Fig 1.
Overview of the COVIDomic platform.
The user can upload transcriptomic, metatranscriptomic and clinicopathological data, which is used together with the internal data collection as an input for a comprehensive set of quantitative analyses, including patient stratification, survival, disease course and risk factor analysis. All results of the analysis can be visualized using tools provided by the platform and a comprehensive report can be downloaded by the user.
Fig 2.
Metatranscriptome analysis for COVID-19 patients.
The Schematic chart summarizes the data processing pipeline. Green boxes represent different data sets which are either used as an input or provided as output. White boxes represent the different scripts and software used to perform data processing. See main text for details.
Fig 3.
Overview of selected functionalities offered by the platform and their associated displays.
These results were generated using experimental samples obtained from [33], which includes metatranscriptomic data for 8 severe and 23 non-severe COVID-19 cases. (A) PCA analysis of microbial abundance. (B) Average taxonomic abundance (X-axis: different taxa, ordered from left-to-right in the same order as in the graph legend. Y-axis: logCPM (counts per million expressed in base 10 logarithm)). (C) Interactive plot which can be used to select the samples to be used for microbial differential presence analysis. (D) Additionally, two groups can be chosen manually to perform a subsequent analysis using the deseq2 software.
Fig 4.
Overview of selected functionalities offered by the platform.

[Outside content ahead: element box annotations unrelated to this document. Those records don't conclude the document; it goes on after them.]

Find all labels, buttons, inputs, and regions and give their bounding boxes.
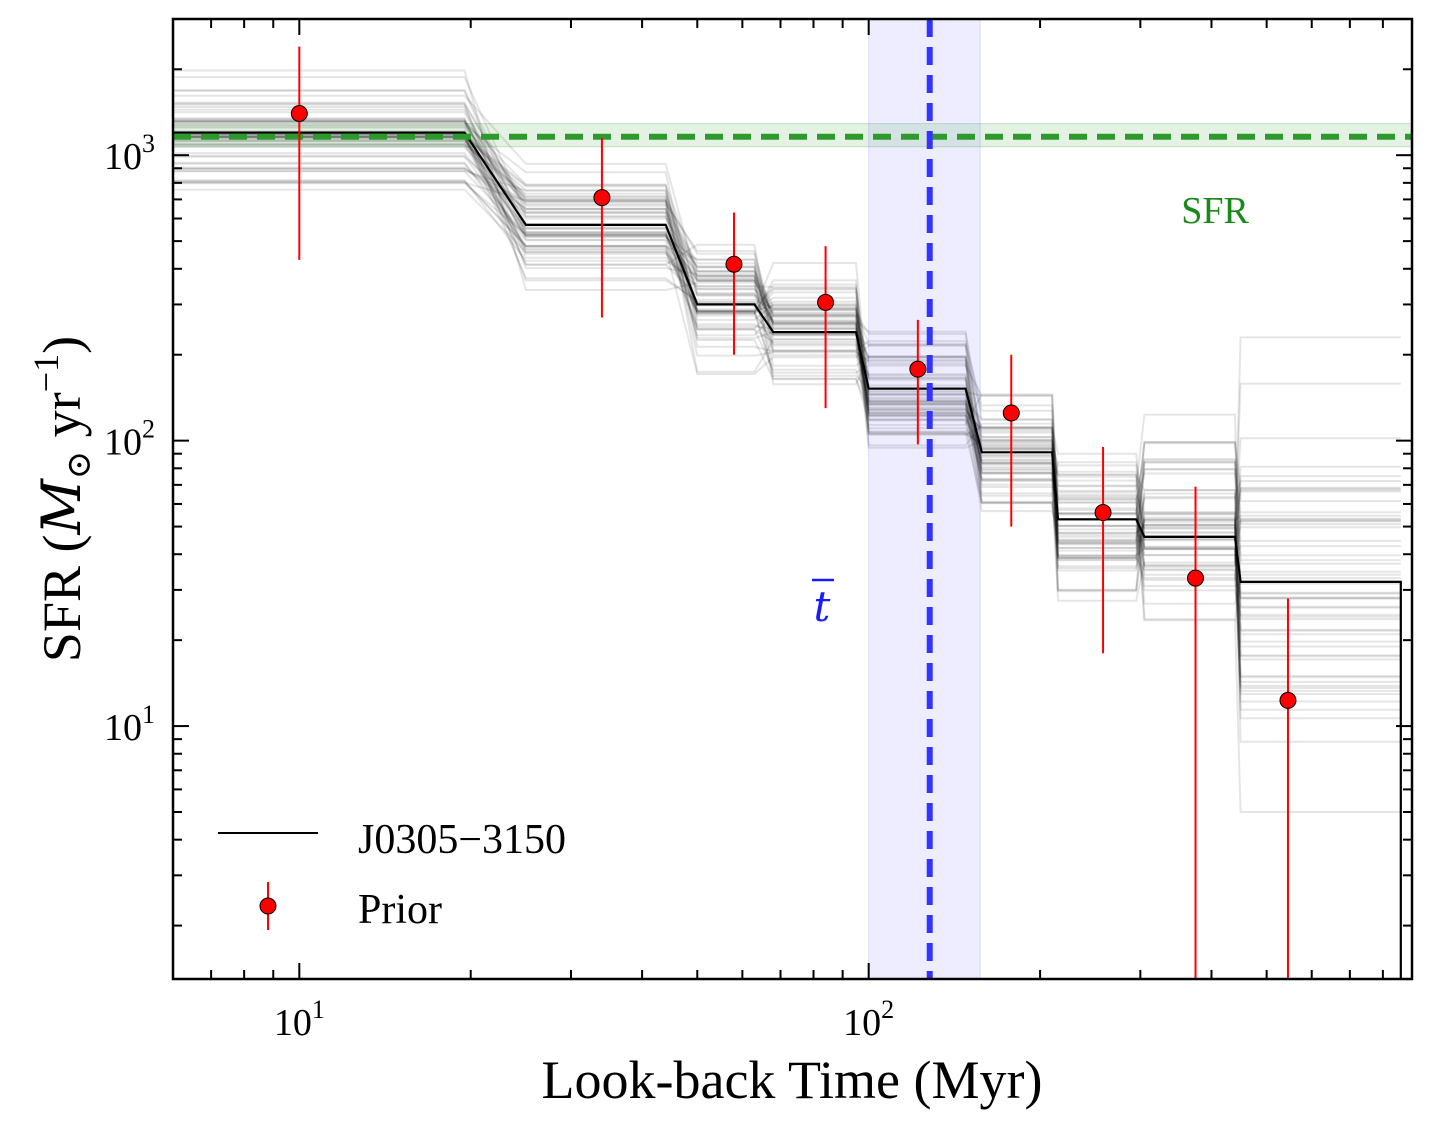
- posterior-draw-line: [173, 120, 1401, 643]
- prior-point: [593, 189, 611, 207]
- prior-point: [1002, 404, 1020, 422]
- y-tick-label-exp: 2: [142, 415, 155, 444]
- prior-point: [725, 255, 743, 273]
- median-sfh: [173, 131, 1402, 979]
- posterior-draws: [173, 69, 1401, 813]
- prior-point: [909, 360, 927, 378]
- y-tick-label: 102: [104, 415, 155, 464]
- t-bar-band: [868, 19, 981, 979]
- legend-marker-swatch: [259, 897, 277, 915]
- y-tick-label-base: 10: [104, 707, 142, 749]
- prior-point: [1279, 691, 1297, 709]
- posterior-draw-line: [173, 161, 1401, 687]
- plot-frame: [171, 17, 1414, 981]
- x-tick-label-exp: 2: [881, 995, 894, 1024]
- legend-label-median: J0305−3150: [358, 817, 566, 863]
- prior-point: [290, 104, 308, 122]
- y-tick-label: 103: [104, 129, 155, 178]
- y-tick-label-base: 10: [104, 422, 142, 464]
- x-tick-label-exp: 1: [312, 995, 325, 1024]
- posterior-draw-line: [173, 94, 1401, 636]
- reference-lines: [173, 19, 1412, 979]
- prior-points: [290, 46, 1297, 979]
- x-tick-label: 101: [274, 995, 325, 1044]
- posterior-draw-line: [173, 169, 1401, 595]
- legend: J0305−3150 Prior: [218, 817, 566, 933]
- y-tick-label-exp: 3: [142, 129, 155, 158]
- posterior-draw-line: [173, 180, 1401, 661]
- prior-point: [1187, 569, 1205, 587]
- y-axis-label-sun: ⊙: [61, 451, 98, 480]
- posterior-draw-line: [173, 135, 1401, 542]
- sfr-annotation: SFR: [1181, 190, 1249, 232]
- y-axis-label-suffix: ): [32, 336, 92, 354]
- y-axis-label-yr: yr: [32, 392, 92, 451]
- x-tick-label: 102: [843, 995, 894, 1044]
- svg-text:SFR (M⊙ yr−1): SFR (M⊙ yr−1): [26, 336, 98, 662]
- tick-marks: [172, 18, 1413, 979]
- y-axis-label-exp: −1: [26, 354, 66, 392]
- y-tick-label: 101: [104, 700, 155, 749]
- legend-label-prior: Prior: [358, 887, 442, 933]
- y-axis-label-m: M: [30, 478, 93, 536]
- t-bar-label: t: [814, 582, 831, 631]
- prior-point: [817, 293, 835, 311]
- t-bar-annotation: t: [812, 578, 834, 631]
- y-tick-label-base: 10: [104, 136, 142, 178]
- x-tick-label-base: 10: [843, 1002, 881, 1044]
- x-tick-label-base: 10: [274, 1002, 312, 1044]
- x-axis-label: Look-back Time (Myr): [542, 1050, 1043, 1110]
- x-tick-labels: 101 102: [274, 995, 894, 1044]
- y-tick-label-exp: 1: [142, 700, 155, 729]
- shaded-bands: [173, 19, 1412, 979]
- y-axis-label: SFR (M⊙ yr−1): [26, 336, 98, 662]
- prior-point: [1094, 504, 1112, 522]
- median-sfh-line: [173, 131, 1402, 979]
- y-axis-label-prefix: SFR (: [32, 535, 92, 663]
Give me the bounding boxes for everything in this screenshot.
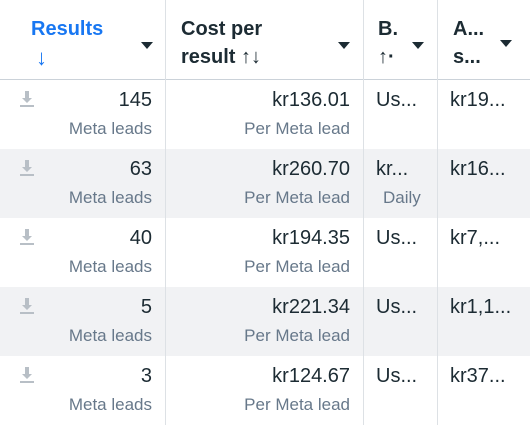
caret-down-icon[interactable]: [338, 42, 350, 49]
a-value: kr16...: [450, 158, 506, 180]
b-value: Us...: [376, 227, 418, 249]
a-value: kr7,...: [450, 227, 501, 249]
cell-a[interactable]: kr7,...: [438, 218, 530, 287]
results-unit: Meta leads: [68, 395, 152, 414]
cell-b[interactable]: Us...: [364, 287, 438, 356]
results-unit: Meta leads: [68, 119, 152, 138]
cost-unit: Per Meta lead: [244, 257, 350, 276]
caret-down-icon[interactable]: [500, 40, 512, 47]
b-value: Us...: [376, 296, 418, 318]
b-value: Us...: [376, 89, 418, 111]
cell-b[interactable]: kr... Daily: [364, 149, 438, 218]
a-value: kr1,1...: [450, 296, 512, 318]
download-icon[interactable]: [19, 366, 35, 384]
cell-cost-per-result[interactable]: kr221.34 Per Meta lead: [166, 287, 364, 356]
cell-b[interactable]: Us...: [364, 218, 438, 287]
cost-value: kr136.01: [272, 89, 350, 111]
cost-value: kr221.34: [272, 296, 350, 318]
column-header-b[interactable]: B. ↑·: [364, 0, 438, 80]
column-header-results-label[interactable]: Results: [31, 18, 104, 40]
cell-b[interactable]: Us...: [364, 356, 438, 425]
b-subtext: Daily: [383, 188, 421, 207]
results-value: 5: [140, 296, 152, 318]
table-row[interactable]: 5 Meta leads kr221.34 Per Meta lead Us... kr1…: [0, 287, 530, 356]
cell-results[interactable]: 3 Meta leads: [0, 356, 166, 425]
column-header-a-line1: A...: [453, 18, 485, 40]
cell-cost-per-result[interactable]: kr260.70 Per Meta lead: [166, 149, 364, 218]
results-unit: Meta leads: [68, 257, 152, 276]
download-icon[interactable]: [19, 297, 35, 315]
caret-down-icon[interactable]: [141, 42, 153, 49]
arrow-down-icon[interactable]: ↓: [36, 45, 47, 70]
cell-results[interactable]: 40 Meta leads: [0, 218, 166, 287]
column-header-a-line2: s...: [453, 46, 481, 68]
cost-value: kr260.70: [272, 158, 350, 180]
cell-a[interactable]: kr16...: [438, 149, 530, 218]
column-header-b-line1: B.: [378, 18, 398, 40]
column-header-b-label[interactable]: B. ↑·: [378, 15, 398, 71]
cell-cost-per-result[interactable]: kr136.01 Per Meta lead: [166, 80, 364, 149]
column-header-results[interactable]: Results ↓: [0, 0, 166, 80]
column-header-b-line2: ↑·: [378, 46, 395, 68]
table-row[interactable]: 40 Meta leads kr194.35 Per Meta lead Us... kr…: [0, 218, 530, 287]
download-icon[interactable]: [19, 228, 35, 246]
cell-cost-per-result[interactable]: kr194.35 Per Meta lead: [166, 218, 364, 287]
cell-results[interactable]: 5 Meta leads: [0, 287, 166, 356]
b-value: kr...: [376, 158, 409, 180]
column-header-a-label[interactable]: A... s...: [453, 15, 484, 71]
table-row[interactable]: 145 Meta leads kr136.01 Per Meta lead Us... k…: [0, 80, 530, 149]
download-icon[interactable]: [19, 159, 35, 177]
cell-b[interactable]: Us...: [364, 80, 438, 149]
column-header-cost-per-result[interactable]: Cost per result ↑↓: [166, 0, 364, 80]
table-row[interactable]: 3 Meta leads kr124.67 Per Meta lead Us... kr3…: [0, 356, 530, 425]
cost-unit: Per Meta lead: [244, 395, 350, 414]
results-value: 40: [129, 227, 152, 249]
results-value: 63: [129, 158, 152, 180]
b-value: Us...: [376, 365, 418, 387]
cost-unit: Per Meta lead: [244, 326, 350, 345]
results-value: 3: [140, 365, 152, 387]
column-header-a[interactable]: A... s...: [438, 0, 530, 80]
results-unit: Meta leads: [68, 188, 152, 207]
table-row[interactable]: 63 Meta leads kr260.70 Per Meta lead kr... Da…: [0, 149, 530, 218]
column-header-cost-line2: result ↑↓: [181, 46, 262, 68]
download-icon[interactable]: [19, 90, 35, 108]
cell-a[interactable]: kr19...: [438, 80, 530, 149]
cell-cost-per-result[interactable]: kr124.67 Per Meta lead: [166, 356, 364, 425]
cost-value: kr194.35: [272, 227, 350, 249]
column-header-cost-line1: Cost per: [181, 18, 263, 40]
a-value: kr19...: [450, 89, 506, 111]
cost-unit: Per Meta lead: [244, 188, 350, 207]
column-header-cost-label[interactable]: Cost per result ↑↓: [181, 15, 262, 71]
cost-value: kr124.67: [272, 365, 350, 387]
cost-unit: Per Meta lead: [244, 119, 350, 138]
table-header: Results ↓ Cost per result ↑↓ B. ↑· A... …: [0, 0, 530, 80]
cell-results[interactable]: 145 Meta leads: [0, 80, 166, 149]
cell-results[interactable]: 63 Meta leads: [0, 149, 166, 218]
caret-down-icon[interactable]: [412, 42, 424, 49]
results-value: 145: [118, 89, 152, 111]
cell-a[interactable]: kr1,1...: [438, 287, 530, 356]
a-value: kr37...: [450, 365, 506, 387]
cell-a[interactable]: kr37...: [438, 356, 530, 425]
results-unit: Meta leads: [68, 326, 152, 345]
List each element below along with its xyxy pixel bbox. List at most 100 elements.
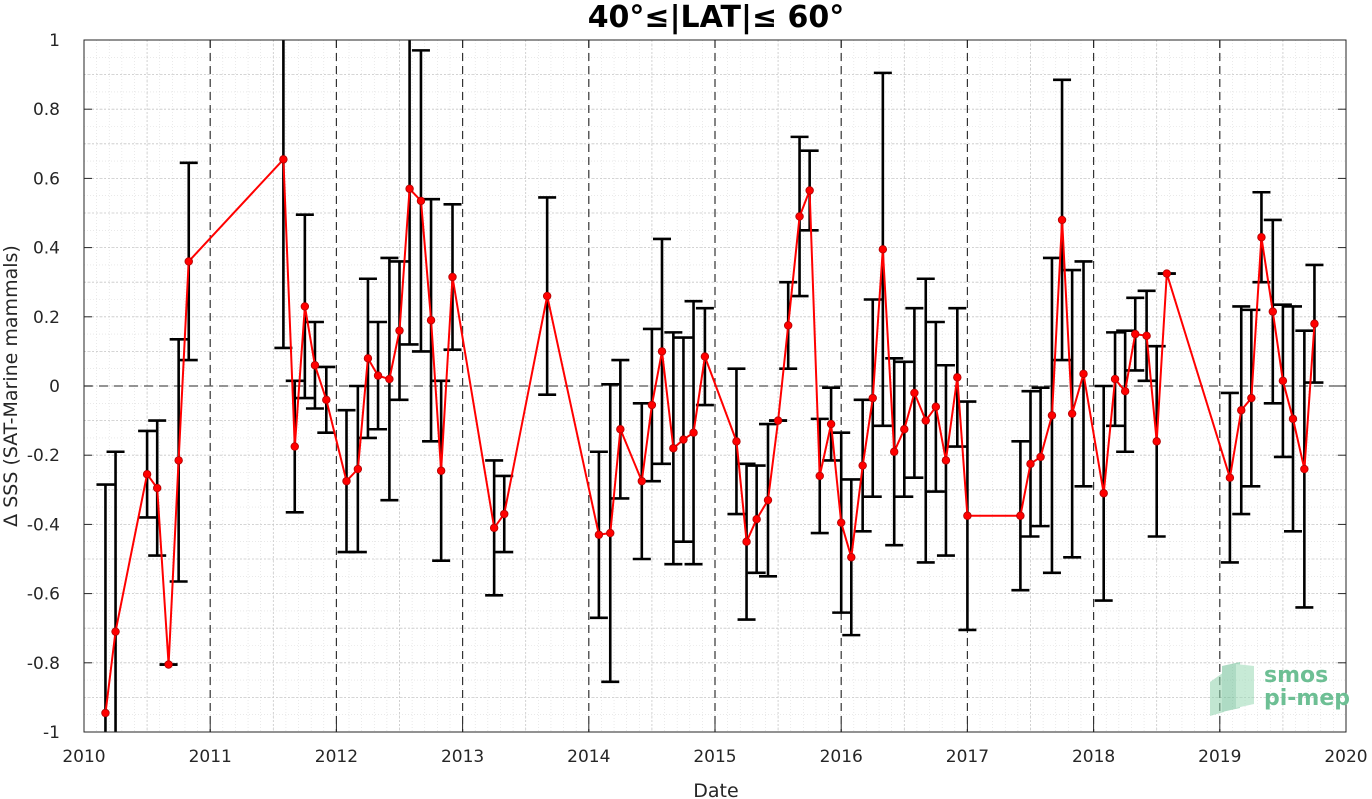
data-point bbox=[310, 361, 320, 370]
data-point bbox=[1120, 386, 1130, 396]
data-point bbox=[1237, 406, 1246, 415]
data-point bbox=[101, 708, 110, 718]
data-point bbox=[815, 471, 824, 481]
x-tick-label: 2015 bbox=[693, 747, 736, 767]
data-point bbox=[1026, 459, 1035, 469]
data-point bbox=[111, 627, 120, 636]
data-point bbox=[1142, 331, 1151, 341]
data-point bbox=[500, 509, 509, 519]
data-point bbox=[1067, 409, 1077, 418]
data-point bbox=[1247, 393, 1256, 403]
data-point bbox=[637, 476, 647, 486]
data-point bbox=[373, 371, 383, 380]
data-point bbox=[1057, 215, 1067, 225]
data-point bbox=[742, 537, 751, 546]
data-point bbox=[647, 400, 657, 410]
data-point bbox=[152, 483, 162, 493]
data-point bbox=[1036, 452, 1045, 462]
data-point bbox=[805, 186, 814, 195]
x-tick-label: 2014 bbox=[567, 747, 610, 767]
data-point bbox=[1047, 411, 1057, 420]
data-point bbox=[385, 374, 394, 384]
data-point bbox=[300, 302, 310, 311]
y-tick-label: -0.4 bbox=[27, 515, 60, 535]
y-tick-label: -0.8 bbox=[27, 654, 60, 674]
chart-title: 40°≤|LAT|≤ 60° bbox=[588, 0, 845, 35]
data-point bbox=[363, 354, 373, 363]
data-point bbox=[1310, 319, 1319, 328]
data-point bbox=[164, 660, 173, 669]
data-point bbox=[1278, 376, 1288, 386]
x-tick-label: 2010 bbox=[62, 747, 105, 767]
logo-line2: pi-mep bbox=[1264, 686, 1350, 711]
x-tick-label: 2012 bbox=[315, 747, 358, 767]
data-point bbox=[953, 373, 962, 382]
data-point bbox=[1288, 414, 1298, 424]
x-axis-label: Date bbox=[693, 780, 738, 799]
data-point bbox=[700, 352, 710, 361]
data-point bbox=[847, 553, 856, 562]
data-point bbox=[416, 196, 426, 206]
data-point bbox=[436, 466, 446, 475]
x-tick-label: 2018 bbox=[1072, 747, 1115, 767]
y-tick-label: 1 bbox=[49, 31, 60, 51]
data-point bbox=[322, 395, 331, 405]
data-point bbox=[426, 316, 436, 325]
y-tick-label: -0.6 bbox=[27, 585, 60, 605]
x-tick-label: 2013 bbox=[441, 747, 484, 767]
smos-pi-mep-logo: smos pi-mep bbox=[1210, 662, 1350, 716]
data-point bbox=[752, 515, 761, 524]
data-point bbox=[1268, 307, 1278, 316]
data-point bbox=[900, 425, 909, 434]
data-point bbox=[1300, 464, 1309, 474]
data-point bbox=[489, 523, 499, 533]
data-point bbox=[878, 245, 888, 254]
data-point bbox=[763, 495, 773, 505]
data-point bbox=[868, 393, 877, 403]
y-tick-label: 0.8 bbox=[33, 100, 60, 120]
data-point bbox=[1131, 329, 1140, 339]
y-tick-label: -1 bbox=[43, 723, 60, 743]
y-tick-labels: -1 -0.8 -0.6 -0.4 -0.2 0 0.2 0.4 0.6 0.8 1 bbox=[27, 31, 60, 743]
data-point bbox=[858, 461, 867, 470]
x-tick-labels: 2010 2011 2012 2013 2014 2015 2016 2017 2018 2019… bbox=[62, 747, 1367, 767]
data-point bbox=[353, 464, 363, 474]
data-point bbox=[921, 416, 930, 425]
data-point bbox=[783, 321, 793, 330]
data-point bbox=[679, 435, 688, 444]
data-point bbox=[931, 402, 941, 411]
data-point bbox=[1162, 269, 1171, 278]
data-point bbox=[773, 416, 783, 425]
data-point bbox=[890, 447, 899, 456]
data-point bbox=[941, 456, 951, 465]
y-tick-label: 0.4 bbox=[33, 239, 60, 259]
data-point bbox=[1257, 233, 1266, 242]
data-point bbox=[1079, 369, 1088, 379]
data-point bbox=[448, 272, 457, 282]
data-point bbox=[1225, 473, 1235, 482]
x-tick-label: 2020 bbox=[1324, 747, 1367, 767]
data-point bbox=[1099, 489, 1108, 498]
data-point bbox=[616, 425, 625, 434]
data-point bbox=[342, 476, 351, 486]
axis-ticks bbox=[83, 39, 1347, 733]
data-point bbox=[657, 347, 667, 356]
y-tick-label: 0 bbox=[49, 377, 60, 397]
x-tick-label: 2011 bbox=[189, 747, 232, 767]
data-point bbox=[142, 470, 152, 479]
data-point bbox=[290, 442, 299, 451]
data-point bbox=[542, 291, 552, 301]
data-point bbox=[405, 184, 414, 193]
data-point bbox=[1016, 511, 1025, 520]
series-line bbox=[104, 156, 1316, 714]
data-point bbox=[594, 530, 604, 539]
data-point bbox=[279, 155, 288, 164]
data-point bbox=[826, 419, 836, 429]
logo-mark-icon bbox=[1210, 662, 1254, 716]
data-point bbox=[795, 212, 804, 221]
data-point bbox=[184, 257, 193, 266]
x-tick-label: 2016 bbox=[820, 747, 863, 767]
data-point bbox=[837, 518, 846, 527]
data-point bbox=[606, 528, 615, 538]
data-point bbox=[1110, 374, 1120, 384]
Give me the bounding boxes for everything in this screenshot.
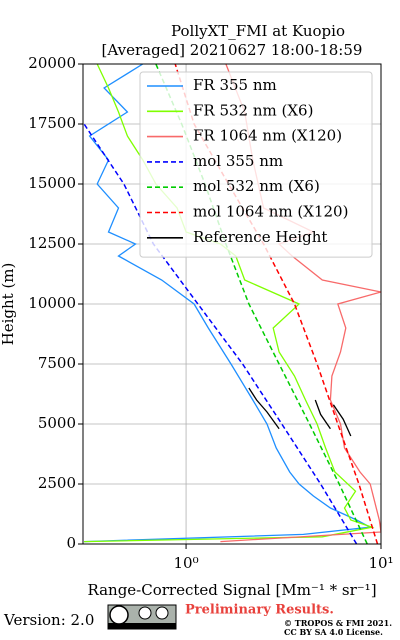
legend-label: Reference Height (193, 228, 327, 246)
license: CC BY SA 4.0 License. (284, 627, 383, 637)
x-tick-label: 10⁰ (174, 554, 199, 572)
legend-label: mol 355 nm (193, 152, 283, 170)
y-tick-label: 20000 (28, 54, 76, 72)
y-axis-label: Height (m) (0, 263, 17, 346)
y-tick-label: 12500 (28, 234, 76, 252)
legend-label: FR 355 nm (193, 76, 277, 94)
x-axis-label: Range-Corrected Signal [Mm⁻¹ * sr⁻¹] (87, 581, 376, 599)
chart-subtitle: [Averaged] 20210627 18:00-18:59 (102, 41, 363, 59)
legend-label: mol 1064 nm (X120) (193, 203, 348, 221)
series-line (83, 123, 358, 544)
legend-box (139, 71, 373, 258)
y-tick-label: 15000 (28, 174, 76, 192)
y-tick-label: 5000 (38, 414, 76, 432)
legend: FR 355 nm FR 532 nm (X6) FR 1064 nm (X120)… (139, 71, 373, 258)
cc-logo (107, 604, 177, 630)
y-tick-label: 17500 (28, 114, 76, 132)
copyright: © TROPOS & FMI 2021. (284, 618, 392, 628)
y-tick-label: 10000 (28, 294, 76, 312)
series-line (155, 64, 368, 544)
y-tick-label: 0 (66, 534, 76, 552)
version: Version: 2.0 (3, 611, 94, 629)
plot-frame (82, 63, 382, 545)
legend-label: FR 532 nm (X6) (193, 101, 313, 119)
y-tick-label: 2500 (38, 474, 76, 492)
y-tick-label: 7500 (38, 354, 76, 372)
x-tick-label: 10¹ (368, 554, 393, 572)
series-line (248, 387, 352, 437)
series-line (174, 64, 379, 544)
legend-label: FR 1064 nm (X120) (193, 127, 342, 145)
legend-label: mol 532 nm (X6) (193, 177, 320, 195)
chart-title: PollyXT_FMI at Kuopio (171, 22, 345, 40)
notice: Preliminary Results. (185, 603, 334, 618)
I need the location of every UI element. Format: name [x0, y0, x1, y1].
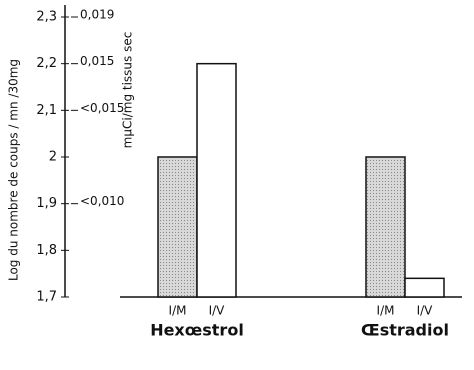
x-tick-label: Hexœstrol [150, 321, 244, 340]
x-tick-label: Œstradiol [361, 321, 449, 340]
y2-tick-label: 0,019 [80, 8, 114, 22]
y2-tick-label: 0,015 [80, 54, 114, 68]
series-label: I/V [417, 304, 434, 318]
y-tick-label: 1,9 [36, 196, 57, 211]
bar [196, 62, 237, 298]
y-tick-label: 1,7 [36, 290, 57, 305]
bar-texture [366, 157, 405, 297]
series-label: I/M [377, 304, 395, 318]
y2-axis-label: mµCi/mg tissus sec [121, 32, 135, 149]
series-label: I/M [169, 304, 187, 318]
y2-tick-label: <0,010 [80, 194, 124, 208]
y-tick-label: 2,1 [36, 103, 57, 118]
bar [404, 277, 445, 298]
bar-texture [158, 157, 197, 297]
y-tick-label: 2,2 [36, 56, 57, 71]
y-axis-label: Log du nombre de coups / mn /30mg [7, 59, 21, 281]
y-tick-label: 2,3 [36, 10, 57, 25]
series-label: I/V [209, 304, 226, 318]
y2-tick-label: <0,015 [80, 101, 124, 115]
y-tick-label: 1,8 [36, 243, 57, 258]
y-tick-label: 2 [49, 150, 57, 165]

(A) A bar plot shows the presence of the most common microbial classes, the number and level of the taxa could be specified by the user. (B) The heatmap shows the expression levels of the genes known to provide resistance to certain antibiotics. The dataset used to generate the plots was obtained from [33].
Fig 5.
LR coefficients obtained from the biochemistry data.
LR model provides direct access to the computed coefficients and summarizes information about the contribution of each feature in the final output. The positive or negative coefficient values indicate an increased or decreased weight passed to the logistic function, which results in obtaining a positive or negative answer, respectively. In our analysis of the disease progression, severe cases were labeled as positive. This allows the identification of the biochemical features related to case severity. To generate compatible coefficient values for parameters with different ranges (e.g. lymphocyte count typically ranges from 0 to 3 while CRP ranges from 0 to 200) we normalized the data using the l2 normalization.
Fig 6.
Results from the DT model trained on the biochemistry data.
The DT is a directed graph based model which consists of nodes, leaves and edges. Each node contains a decision with two output edges for True and False rule, with the exception of the terminal nodes, which are called leaves and denote the class label. For each sample we can manually move from the root to a leaf by checking each node’s rules. As this model is prone to overfitting, we limited the depth of the tree to 3 and the minimum number of samples in the leaf to 120 (5% of the larger class). This approach allows monitoring the most stable and important decision rules which distinguish severe and non-severe cases.
Fig 7.
Scores obtained with the two best models: LGBM and LR.
Bar plot (A) and radar plot (B) are shown. Results were obtained using 5-fold 20% cross validation. LGBM obtained a f1 score of 0.77, compared to 0.74 for LR.
Fig 8.
Feature importance analysis using SHAP method.
Manhattan plot. Feature importance based on the LGBM model, computed using the SHAP method.
Fig 9.
Feature importance analysis using PFI method.
Manhattan plot. Feature importance based on the LGBM model, computed using the PFI method.
Fig 10.
Analysis of the predicted features common to the PFI and SHAP methods.
The top 12 mutations predicted by both methods are depicted (See Table 1 and main text for details).
Table 1.
Top 12 overlapping Genomic features and amino-acid changes obtained with the PFI and SHAP methods.
(* Amino acid position in ORF1ab polyprotein is provided).
Fig 11.
Description of approaches for building models on different data types.
Two different approaches were considered for combining two types of data. (Left) The first method builds a model ensemble by combining two models trained separately on the two types of datasets (biochemistry data and viral genome data). (Right) The second approach is based on training a new model on a dataset made of both data types combined together.
Fig 12.
Results for the training of models on various types of data.
Bar plot (A) and Radar plot (B) are sown. f1 scores obtained for four models designed to distinguish severe from non-severe COVID-19 cases. The first model was trained solely on biochemistry data, the second one on viral genomic data only, the third one was trained on a combined data sets made of biochemistry and viral data, while the last one is a model ensemble obtained by combining two models trained separately on the two types of datasets (biochemistry data and viral genome data). The data were merged and the model ensemble was designed using the soft voting function implemented in sklearn. Synthetic (oversampled) biochemistry data were used to increase the size of the biochemistry dataset used alongside the experimental viral genomic data.
Fig 13.
PFI and SHAP values for the feature importance analysis.
The features from the biochemistry data have significantly higher scores than the features from the viral genome data for both approaches. The biochemistry data were generated separately for severe and non-severe cases, and therefore could have been identified by the model as most important.